Macron reaches out to the left before the French presidential campaign
French President Emmanuel Macron has started working to rally the left to his side as he prepares for a bitter fight to keep his job in less than a year.
Over the past few days, Macron has appeared in a 30-minute game show with popular YouTubers clearly aimed at countering a sense of arrogance and aloofness that emerges in the polls. And he gave a long and extensive interview to a glossy magazine aimed at liberals, in an effort to reach those who are disappointed with his right-wing politics.
Taken together, these moves are the biggest sign yet that Macron has entered campaign mode after more than a year focused on the Covid crisis. They also acknowledge that his shift to the right has alienated the progressives he needs to rally around him to beat Marine Le Pen, the far-right leader likely to be his main rival in the April 2022 election. Macron plans to start a tour in France next month meet with voters, but has yet to officially announce his candidacy.
The monthly publication that aired the interview on Wednesday, Zadig, costs 19 euros ($ 23) per issue and primarily targets highly skilled left-wing readers. He says he seeks to “reconcile the country with itself”.
Over fifteen pages, Macron, from an upper-class family of doctors, describes his origins as modest and drops the names of eminent liberal figures. He professes his love for France, its language and its diversity – praising Marseille as well as the poor and ethnically diverse Seine-Saint-Denis suburb near Paris, saying all he was missing was “the sea”. Last year he named it a haven for radicals and Islamists.
Macron also praises the African diaspora and says no one should have to give up their identity to Feel at home in France – go against your own hard line Home Secretary Gerald Darmanin, who has criticized multiculturalism and doesn’t even want supermarkets to dedicate aisles to ethnic food or shops to sell ethnic clothes.
Still, the president is steadfast in his position that France should not be compared to the United States and its treatment of minorities because the two countries are very different. He reiterates his belief that the statues of controversial figures should not be removed and rather should be seen in their historical context.
Macron says that France is being dragged along by “fits of anger” and that he had foreseen the Protest movement of yellow vests “but not at this point”. He says people can’t make ends meet felt âHumiliatedâ, even if they do everything society expects of them.
The careful interview – Macron’s office usually asks to reread his exchanges, a common practice in France – is strewn with literary references and convoluted sentences.

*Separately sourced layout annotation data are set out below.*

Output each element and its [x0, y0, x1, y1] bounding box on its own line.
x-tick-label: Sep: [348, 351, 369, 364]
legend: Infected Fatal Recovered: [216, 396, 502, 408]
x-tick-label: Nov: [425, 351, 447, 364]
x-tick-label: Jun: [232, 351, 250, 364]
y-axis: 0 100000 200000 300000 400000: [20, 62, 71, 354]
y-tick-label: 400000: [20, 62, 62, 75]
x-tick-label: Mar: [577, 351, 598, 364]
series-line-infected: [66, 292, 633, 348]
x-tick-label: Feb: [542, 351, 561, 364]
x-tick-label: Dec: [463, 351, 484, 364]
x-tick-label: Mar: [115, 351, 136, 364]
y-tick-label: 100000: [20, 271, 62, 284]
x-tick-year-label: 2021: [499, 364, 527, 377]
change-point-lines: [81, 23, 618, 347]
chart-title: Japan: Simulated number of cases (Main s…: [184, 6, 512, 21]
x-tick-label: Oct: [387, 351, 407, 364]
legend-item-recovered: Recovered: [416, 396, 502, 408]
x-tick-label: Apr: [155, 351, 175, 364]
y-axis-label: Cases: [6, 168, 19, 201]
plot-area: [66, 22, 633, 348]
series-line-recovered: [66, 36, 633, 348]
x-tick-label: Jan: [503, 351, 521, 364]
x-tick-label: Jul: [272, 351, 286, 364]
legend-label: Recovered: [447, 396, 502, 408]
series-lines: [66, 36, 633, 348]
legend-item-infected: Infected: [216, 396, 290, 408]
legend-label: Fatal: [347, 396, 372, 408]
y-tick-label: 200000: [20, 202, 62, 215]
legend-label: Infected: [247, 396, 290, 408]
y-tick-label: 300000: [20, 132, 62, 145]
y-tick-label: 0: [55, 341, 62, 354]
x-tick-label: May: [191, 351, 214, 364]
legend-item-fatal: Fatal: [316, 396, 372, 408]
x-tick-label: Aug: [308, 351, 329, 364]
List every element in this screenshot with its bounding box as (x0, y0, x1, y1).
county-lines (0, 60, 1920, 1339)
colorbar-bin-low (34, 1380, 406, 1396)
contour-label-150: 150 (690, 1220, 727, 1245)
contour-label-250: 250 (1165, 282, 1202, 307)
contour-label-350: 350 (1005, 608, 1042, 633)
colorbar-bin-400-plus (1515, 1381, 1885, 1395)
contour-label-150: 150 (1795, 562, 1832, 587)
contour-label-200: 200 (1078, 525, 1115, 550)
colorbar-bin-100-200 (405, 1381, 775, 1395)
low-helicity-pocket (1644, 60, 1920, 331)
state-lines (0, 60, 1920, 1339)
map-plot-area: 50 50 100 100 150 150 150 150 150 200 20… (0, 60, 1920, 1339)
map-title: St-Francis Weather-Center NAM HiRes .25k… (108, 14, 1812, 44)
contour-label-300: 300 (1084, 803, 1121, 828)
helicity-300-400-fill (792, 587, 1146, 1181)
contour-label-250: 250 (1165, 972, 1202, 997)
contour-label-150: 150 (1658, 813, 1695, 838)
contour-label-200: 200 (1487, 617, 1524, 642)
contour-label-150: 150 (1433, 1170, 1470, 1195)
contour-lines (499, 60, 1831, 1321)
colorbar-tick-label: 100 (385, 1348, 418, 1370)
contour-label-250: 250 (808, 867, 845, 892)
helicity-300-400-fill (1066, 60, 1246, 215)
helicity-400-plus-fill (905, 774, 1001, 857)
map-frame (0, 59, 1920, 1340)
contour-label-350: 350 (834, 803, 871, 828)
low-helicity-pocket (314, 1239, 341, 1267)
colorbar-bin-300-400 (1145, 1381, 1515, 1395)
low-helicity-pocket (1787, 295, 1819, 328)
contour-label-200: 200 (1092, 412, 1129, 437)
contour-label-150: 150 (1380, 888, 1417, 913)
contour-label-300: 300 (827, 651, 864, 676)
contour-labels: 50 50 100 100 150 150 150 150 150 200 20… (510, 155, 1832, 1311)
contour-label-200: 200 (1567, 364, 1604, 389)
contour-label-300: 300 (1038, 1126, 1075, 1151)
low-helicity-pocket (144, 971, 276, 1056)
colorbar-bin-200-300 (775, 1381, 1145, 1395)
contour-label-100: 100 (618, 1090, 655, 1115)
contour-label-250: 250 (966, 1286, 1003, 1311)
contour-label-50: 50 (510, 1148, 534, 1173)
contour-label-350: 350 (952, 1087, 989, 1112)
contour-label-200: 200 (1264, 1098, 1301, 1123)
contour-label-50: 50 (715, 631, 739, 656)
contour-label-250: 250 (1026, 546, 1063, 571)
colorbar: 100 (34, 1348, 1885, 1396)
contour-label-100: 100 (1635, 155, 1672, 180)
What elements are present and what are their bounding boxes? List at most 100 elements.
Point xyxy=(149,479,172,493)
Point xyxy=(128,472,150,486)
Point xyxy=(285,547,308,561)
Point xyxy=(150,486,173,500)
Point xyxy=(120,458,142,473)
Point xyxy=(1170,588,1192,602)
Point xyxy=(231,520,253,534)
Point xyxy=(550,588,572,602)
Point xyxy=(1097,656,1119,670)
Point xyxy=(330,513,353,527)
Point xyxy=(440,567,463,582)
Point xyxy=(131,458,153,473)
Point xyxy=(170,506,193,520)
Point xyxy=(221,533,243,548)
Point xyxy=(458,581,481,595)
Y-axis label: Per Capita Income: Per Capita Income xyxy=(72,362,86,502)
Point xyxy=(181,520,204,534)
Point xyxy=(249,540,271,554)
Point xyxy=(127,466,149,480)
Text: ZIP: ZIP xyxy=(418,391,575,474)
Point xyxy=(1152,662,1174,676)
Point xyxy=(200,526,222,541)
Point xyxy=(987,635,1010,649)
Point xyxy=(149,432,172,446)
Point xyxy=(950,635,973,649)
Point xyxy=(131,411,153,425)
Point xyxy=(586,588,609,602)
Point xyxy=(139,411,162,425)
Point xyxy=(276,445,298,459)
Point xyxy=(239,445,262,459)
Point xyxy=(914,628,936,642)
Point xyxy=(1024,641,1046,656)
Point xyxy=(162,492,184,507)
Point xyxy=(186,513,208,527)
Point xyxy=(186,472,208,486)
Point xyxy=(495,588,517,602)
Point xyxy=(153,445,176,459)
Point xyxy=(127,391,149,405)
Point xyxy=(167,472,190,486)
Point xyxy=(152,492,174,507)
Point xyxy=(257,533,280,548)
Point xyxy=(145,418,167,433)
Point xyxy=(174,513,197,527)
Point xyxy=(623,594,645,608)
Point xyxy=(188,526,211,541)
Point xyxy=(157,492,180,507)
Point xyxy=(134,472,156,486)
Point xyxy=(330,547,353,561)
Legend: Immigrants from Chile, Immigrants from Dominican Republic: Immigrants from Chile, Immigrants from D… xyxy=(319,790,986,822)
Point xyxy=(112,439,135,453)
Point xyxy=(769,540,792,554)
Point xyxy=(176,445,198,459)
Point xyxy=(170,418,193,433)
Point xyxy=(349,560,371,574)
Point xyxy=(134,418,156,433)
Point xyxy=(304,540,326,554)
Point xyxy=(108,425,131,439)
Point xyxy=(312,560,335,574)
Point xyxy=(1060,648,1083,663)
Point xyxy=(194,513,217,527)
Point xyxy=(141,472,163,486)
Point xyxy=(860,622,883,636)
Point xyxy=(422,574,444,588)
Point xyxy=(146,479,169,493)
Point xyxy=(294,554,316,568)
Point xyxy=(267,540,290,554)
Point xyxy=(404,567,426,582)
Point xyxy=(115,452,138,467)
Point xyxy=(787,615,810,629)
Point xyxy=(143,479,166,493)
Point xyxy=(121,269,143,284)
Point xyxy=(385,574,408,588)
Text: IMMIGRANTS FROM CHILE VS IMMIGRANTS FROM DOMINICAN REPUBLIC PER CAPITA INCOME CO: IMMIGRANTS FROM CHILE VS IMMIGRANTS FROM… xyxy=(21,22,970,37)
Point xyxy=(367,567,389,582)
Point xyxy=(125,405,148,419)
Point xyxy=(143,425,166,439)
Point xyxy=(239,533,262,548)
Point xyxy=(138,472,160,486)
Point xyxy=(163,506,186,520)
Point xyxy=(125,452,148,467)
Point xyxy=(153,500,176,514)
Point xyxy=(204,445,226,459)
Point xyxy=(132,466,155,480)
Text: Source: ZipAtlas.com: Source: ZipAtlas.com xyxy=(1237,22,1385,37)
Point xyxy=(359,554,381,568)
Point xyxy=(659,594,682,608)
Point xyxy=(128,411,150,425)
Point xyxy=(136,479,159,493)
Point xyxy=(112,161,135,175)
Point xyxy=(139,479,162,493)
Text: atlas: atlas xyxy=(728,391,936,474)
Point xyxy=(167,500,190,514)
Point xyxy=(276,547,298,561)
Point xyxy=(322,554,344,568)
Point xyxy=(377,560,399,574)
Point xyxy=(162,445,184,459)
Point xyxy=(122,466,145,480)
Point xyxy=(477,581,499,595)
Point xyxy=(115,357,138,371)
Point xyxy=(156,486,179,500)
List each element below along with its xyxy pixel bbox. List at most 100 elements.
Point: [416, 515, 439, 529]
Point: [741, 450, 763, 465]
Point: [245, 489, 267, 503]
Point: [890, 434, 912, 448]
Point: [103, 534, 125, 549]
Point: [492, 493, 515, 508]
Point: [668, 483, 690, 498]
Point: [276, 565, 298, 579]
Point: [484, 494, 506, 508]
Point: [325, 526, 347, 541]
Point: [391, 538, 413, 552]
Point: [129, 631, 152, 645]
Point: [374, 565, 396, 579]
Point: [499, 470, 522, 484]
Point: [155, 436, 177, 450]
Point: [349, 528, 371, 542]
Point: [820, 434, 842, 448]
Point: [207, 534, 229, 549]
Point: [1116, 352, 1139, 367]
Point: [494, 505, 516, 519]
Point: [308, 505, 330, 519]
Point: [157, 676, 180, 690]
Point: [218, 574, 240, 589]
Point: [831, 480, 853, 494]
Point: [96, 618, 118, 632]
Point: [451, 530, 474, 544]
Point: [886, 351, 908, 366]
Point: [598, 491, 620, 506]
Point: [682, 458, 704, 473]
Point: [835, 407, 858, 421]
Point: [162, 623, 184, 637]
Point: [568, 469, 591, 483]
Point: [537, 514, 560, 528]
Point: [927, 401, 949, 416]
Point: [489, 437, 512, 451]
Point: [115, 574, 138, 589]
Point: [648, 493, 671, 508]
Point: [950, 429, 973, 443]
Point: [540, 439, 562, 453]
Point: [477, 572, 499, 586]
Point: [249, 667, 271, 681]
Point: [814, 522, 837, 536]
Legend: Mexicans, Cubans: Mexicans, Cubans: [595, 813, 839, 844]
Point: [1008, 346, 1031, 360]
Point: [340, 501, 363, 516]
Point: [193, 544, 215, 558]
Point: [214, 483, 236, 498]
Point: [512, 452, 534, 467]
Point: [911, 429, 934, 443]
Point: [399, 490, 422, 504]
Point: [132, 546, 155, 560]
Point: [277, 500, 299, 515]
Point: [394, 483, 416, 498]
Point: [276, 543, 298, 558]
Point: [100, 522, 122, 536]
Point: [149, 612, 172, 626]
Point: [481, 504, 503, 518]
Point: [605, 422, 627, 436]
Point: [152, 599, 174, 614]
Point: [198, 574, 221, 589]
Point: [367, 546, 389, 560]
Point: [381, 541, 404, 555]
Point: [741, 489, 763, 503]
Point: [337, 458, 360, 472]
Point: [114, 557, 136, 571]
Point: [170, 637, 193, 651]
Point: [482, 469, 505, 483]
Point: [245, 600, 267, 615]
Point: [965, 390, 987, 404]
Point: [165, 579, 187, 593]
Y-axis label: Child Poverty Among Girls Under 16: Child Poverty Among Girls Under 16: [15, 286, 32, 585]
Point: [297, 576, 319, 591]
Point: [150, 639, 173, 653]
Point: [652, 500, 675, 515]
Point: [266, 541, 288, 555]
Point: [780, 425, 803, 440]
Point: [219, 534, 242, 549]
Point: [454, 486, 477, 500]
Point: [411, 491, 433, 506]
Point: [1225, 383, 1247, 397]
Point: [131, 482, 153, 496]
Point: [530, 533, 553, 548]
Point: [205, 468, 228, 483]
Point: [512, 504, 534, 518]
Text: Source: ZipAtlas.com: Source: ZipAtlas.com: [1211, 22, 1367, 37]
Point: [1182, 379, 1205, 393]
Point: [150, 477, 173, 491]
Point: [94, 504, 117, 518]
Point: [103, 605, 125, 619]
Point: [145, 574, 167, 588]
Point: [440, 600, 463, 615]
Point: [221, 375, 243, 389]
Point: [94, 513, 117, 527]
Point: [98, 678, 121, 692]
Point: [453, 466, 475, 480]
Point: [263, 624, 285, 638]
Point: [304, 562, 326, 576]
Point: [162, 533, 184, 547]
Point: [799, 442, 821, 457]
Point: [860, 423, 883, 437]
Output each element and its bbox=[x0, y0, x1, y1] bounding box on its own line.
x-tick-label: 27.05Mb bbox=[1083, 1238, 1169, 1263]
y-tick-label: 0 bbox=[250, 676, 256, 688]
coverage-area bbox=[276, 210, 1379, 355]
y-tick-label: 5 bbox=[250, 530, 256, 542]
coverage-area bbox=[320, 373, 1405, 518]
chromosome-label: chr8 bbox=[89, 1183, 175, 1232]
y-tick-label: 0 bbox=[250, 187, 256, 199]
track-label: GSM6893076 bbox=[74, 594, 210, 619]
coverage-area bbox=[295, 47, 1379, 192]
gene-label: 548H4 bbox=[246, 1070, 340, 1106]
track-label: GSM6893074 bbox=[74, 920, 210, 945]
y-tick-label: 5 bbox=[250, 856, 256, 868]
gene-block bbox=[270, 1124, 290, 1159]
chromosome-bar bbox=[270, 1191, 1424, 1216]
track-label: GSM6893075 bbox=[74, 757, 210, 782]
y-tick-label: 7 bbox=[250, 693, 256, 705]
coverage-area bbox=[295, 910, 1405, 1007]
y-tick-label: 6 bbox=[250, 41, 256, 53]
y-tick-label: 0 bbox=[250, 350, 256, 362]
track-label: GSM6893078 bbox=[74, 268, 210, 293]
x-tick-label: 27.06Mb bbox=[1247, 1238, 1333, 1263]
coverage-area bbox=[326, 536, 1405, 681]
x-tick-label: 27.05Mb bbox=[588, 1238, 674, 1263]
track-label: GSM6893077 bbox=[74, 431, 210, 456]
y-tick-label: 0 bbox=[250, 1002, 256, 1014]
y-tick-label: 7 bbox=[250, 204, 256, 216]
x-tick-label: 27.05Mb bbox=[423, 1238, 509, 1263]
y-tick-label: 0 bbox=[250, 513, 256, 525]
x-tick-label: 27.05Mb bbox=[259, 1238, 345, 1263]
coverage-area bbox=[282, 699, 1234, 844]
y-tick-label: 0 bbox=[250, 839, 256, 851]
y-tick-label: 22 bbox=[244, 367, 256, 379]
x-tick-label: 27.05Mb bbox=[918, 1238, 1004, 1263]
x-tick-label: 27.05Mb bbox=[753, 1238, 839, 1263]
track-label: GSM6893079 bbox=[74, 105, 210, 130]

This is in stark contrast to Sunday’s playful appearance on Youtube in which, at one point, after losing a lap, the president jumps out of his chair and swears.
During the “anecdotes contest”, Macron tells influencers McFly and Carlito that Donald Trump called him on a secure line in 2018 to wish him a happy birthday, but the bad day. It turned out to be a great story. Macron also phoned football star Kylian Mbappe to ask the Paris Saint-Germain player to save another of his stories.
The stunt, which garnered over 10 million views and dominated political discussion for a long weekend, ended with Macron’s participation in a heavy metal concert by the band Ultra Vomit in the Elysee Gardens. . The appearance helps increase its popularity with young people – who may not vote much, but influence their parents.